Ucapan di atas dikutip oleh Kak Fadlil di hadapan Kiai Zuhri Zaini. Menurutnya, ucapan itu adalah perkataan Kiai Zuhri Zaini entah beberap tahun silam. Arti kata-kata kurang lebih; “orang yang sehat sediakala tidak berarti akan hidup normal dan demikian pula orang yang sakit belum tentu akan [segera] meninggal dunia”. Kiai Zuhri tersenyum pelan sebagaimana biasa.
Pagi itu, pagi menjelang siang, sekitar pukul 10.30, kami ketibaan rezeki bisa sowan kepada pengasuh PP Nurul Jadid, Paiton, Probolinggo. Kalau saya, sih, kira-kira dua bulan yang lalu sempat sowan, namun bagi Kak Fadlillah ini momen berharga. Pasalnya, menurut pengakuannya, ia sudah berniat sowan sejak beberapa tahun yang lalu tetapi selalu saja terjadi kendala. Kiai Zuhri bercerita bahwa ia adalah putra tengah dari Kiai Zaini Mun’im, menambahkan kisah bahwa kakak-kakak lelakinya serta adik-adiknya yang sudah berpulang duluan, menanggapi ‘curhat’ Kak Fadlillah tentang kewafatan istrinya yang tiba-tiba di tahun 2022 lalu saat dialah yang sebetulnya sedang sakit.

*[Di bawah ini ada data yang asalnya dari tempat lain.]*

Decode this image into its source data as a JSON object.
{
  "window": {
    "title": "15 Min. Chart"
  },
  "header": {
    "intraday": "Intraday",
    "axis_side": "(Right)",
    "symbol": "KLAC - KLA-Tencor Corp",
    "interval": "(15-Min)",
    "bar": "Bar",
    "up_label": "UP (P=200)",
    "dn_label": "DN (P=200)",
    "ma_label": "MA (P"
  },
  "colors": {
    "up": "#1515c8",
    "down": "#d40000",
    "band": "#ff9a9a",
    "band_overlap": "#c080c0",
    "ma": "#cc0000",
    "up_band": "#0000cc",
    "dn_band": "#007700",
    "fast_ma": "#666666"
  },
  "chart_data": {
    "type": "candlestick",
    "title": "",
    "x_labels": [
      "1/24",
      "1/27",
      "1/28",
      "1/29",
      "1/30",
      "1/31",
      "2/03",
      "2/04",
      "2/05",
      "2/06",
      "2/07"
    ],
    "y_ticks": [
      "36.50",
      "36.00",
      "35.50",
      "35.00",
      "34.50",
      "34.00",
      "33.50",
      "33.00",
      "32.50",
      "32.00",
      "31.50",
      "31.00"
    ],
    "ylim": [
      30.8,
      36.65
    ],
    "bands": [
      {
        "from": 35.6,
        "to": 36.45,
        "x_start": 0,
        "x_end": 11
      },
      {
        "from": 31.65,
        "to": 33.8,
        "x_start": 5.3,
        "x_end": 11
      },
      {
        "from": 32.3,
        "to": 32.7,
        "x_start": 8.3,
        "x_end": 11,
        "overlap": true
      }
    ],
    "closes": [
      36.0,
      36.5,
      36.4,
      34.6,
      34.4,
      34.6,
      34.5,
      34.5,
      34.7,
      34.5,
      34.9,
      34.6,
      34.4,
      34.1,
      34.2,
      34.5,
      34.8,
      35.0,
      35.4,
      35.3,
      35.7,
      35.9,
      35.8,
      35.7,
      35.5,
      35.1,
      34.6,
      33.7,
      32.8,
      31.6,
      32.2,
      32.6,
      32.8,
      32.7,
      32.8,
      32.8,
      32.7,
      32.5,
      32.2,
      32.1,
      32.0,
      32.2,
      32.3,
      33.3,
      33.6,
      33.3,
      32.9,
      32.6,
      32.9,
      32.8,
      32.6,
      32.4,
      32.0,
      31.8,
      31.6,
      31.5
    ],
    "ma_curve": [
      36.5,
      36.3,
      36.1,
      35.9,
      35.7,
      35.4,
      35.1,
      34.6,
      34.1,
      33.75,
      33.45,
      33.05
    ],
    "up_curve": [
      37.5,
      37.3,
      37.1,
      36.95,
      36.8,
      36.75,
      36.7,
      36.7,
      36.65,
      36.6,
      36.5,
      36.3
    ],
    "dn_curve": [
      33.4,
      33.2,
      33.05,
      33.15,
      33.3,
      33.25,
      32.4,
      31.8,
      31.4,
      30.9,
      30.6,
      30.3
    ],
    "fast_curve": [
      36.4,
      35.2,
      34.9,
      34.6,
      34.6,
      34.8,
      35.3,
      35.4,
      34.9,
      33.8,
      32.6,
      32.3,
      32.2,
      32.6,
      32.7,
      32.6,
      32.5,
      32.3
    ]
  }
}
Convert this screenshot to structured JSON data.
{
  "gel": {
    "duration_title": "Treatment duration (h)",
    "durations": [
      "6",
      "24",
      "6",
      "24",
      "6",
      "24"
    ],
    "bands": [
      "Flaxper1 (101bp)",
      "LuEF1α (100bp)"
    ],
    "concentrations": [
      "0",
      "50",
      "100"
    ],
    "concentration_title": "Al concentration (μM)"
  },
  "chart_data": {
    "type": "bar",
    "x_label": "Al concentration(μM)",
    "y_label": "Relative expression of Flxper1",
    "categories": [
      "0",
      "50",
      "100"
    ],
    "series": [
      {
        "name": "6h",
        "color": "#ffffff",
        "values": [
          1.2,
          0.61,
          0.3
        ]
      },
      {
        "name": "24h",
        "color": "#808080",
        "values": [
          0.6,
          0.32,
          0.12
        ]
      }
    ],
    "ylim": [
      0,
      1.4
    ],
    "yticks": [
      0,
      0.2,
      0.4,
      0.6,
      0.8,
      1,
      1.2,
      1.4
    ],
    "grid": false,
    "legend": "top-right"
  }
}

Petikan di atas adalah tentang rencana yang terkadang sudah kita persiapkan dengan matang lalu tidak terlaksana dan kita kecewa. Pada saat itu biasanya kita lupa bahwa pengetuk palu takdir adalah Allah, melupakan kata-kata manis “manusia hanya berencana, Tuhan yang menentukan” yang sering kita ucapkan pada saat kita melipur orang lain namun terlupa saat kekecewaan menghinggapi kita sendiri. Dan seperti ini pula yang sedang kami alami.
Pagi itu, rencana saya mengantar sowan Kak Fadlillah ke Kiai Zuhri gagal karena ternyata Kiai bepergian.

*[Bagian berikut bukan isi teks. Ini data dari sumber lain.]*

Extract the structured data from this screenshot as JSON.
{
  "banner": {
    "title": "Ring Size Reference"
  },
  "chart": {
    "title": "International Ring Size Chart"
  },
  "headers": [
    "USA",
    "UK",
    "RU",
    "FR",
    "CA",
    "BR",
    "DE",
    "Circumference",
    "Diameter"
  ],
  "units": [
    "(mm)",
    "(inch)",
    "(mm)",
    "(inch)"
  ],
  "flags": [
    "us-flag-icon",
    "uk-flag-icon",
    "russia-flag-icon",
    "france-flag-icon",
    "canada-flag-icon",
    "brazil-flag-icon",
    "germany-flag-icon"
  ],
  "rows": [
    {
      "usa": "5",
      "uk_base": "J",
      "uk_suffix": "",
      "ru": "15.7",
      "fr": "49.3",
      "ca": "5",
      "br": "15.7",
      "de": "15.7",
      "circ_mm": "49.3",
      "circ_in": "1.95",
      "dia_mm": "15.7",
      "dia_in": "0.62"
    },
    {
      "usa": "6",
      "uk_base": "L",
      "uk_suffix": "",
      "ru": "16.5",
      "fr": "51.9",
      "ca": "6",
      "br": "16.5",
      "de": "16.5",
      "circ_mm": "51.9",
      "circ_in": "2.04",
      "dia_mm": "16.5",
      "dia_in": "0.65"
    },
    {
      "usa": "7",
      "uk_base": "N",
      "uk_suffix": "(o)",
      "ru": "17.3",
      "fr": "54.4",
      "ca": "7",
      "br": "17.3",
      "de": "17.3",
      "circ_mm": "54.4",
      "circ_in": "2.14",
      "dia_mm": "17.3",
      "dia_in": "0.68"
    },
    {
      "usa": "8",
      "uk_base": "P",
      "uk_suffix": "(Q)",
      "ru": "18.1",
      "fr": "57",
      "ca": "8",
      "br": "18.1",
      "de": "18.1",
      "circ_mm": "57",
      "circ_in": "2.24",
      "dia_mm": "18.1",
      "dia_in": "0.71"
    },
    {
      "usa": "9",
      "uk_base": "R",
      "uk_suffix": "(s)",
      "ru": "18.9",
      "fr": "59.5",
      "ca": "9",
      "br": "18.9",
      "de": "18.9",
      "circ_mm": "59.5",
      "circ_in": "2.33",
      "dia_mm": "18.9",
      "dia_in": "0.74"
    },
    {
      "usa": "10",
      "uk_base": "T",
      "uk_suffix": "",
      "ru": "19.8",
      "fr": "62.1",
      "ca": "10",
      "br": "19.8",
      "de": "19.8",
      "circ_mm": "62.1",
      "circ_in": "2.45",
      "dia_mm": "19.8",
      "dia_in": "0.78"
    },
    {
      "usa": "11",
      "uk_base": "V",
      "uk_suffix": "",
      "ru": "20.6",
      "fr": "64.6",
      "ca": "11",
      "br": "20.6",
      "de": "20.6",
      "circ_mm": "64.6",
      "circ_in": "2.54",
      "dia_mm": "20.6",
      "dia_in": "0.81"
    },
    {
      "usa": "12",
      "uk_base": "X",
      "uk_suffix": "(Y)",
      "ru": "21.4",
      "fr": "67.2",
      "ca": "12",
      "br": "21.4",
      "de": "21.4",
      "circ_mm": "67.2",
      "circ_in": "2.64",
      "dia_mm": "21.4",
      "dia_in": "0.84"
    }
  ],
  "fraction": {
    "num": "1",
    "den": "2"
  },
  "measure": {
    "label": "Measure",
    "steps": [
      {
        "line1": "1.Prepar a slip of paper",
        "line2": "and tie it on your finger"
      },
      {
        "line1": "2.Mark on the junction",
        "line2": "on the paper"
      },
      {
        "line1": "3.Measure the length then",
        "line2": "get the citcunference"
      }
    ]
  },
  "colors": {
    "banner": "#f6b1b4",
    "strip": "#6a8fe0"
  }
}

“Biasanya, kalau bawa mobil putih, beliau pergi agak jauh,” kata khadam. Kak Fadlillah agak kecewa mengingat rencana sowannya kepada Kiai sudah lama sekali, sudah 2 atau 3 tahun yang lalu tapi gagal melulu. Namun, entah bagaimana akhirnya muncul kabar susulan, bahwa Kiai hanya pergi ke Besuki dan diperkirakan pukul 10.00 sudah tiba kembali. Benar, semua terjadi sesuai perkiraan. Kami sowan kepada Kiai Zuhri dengan khidmat.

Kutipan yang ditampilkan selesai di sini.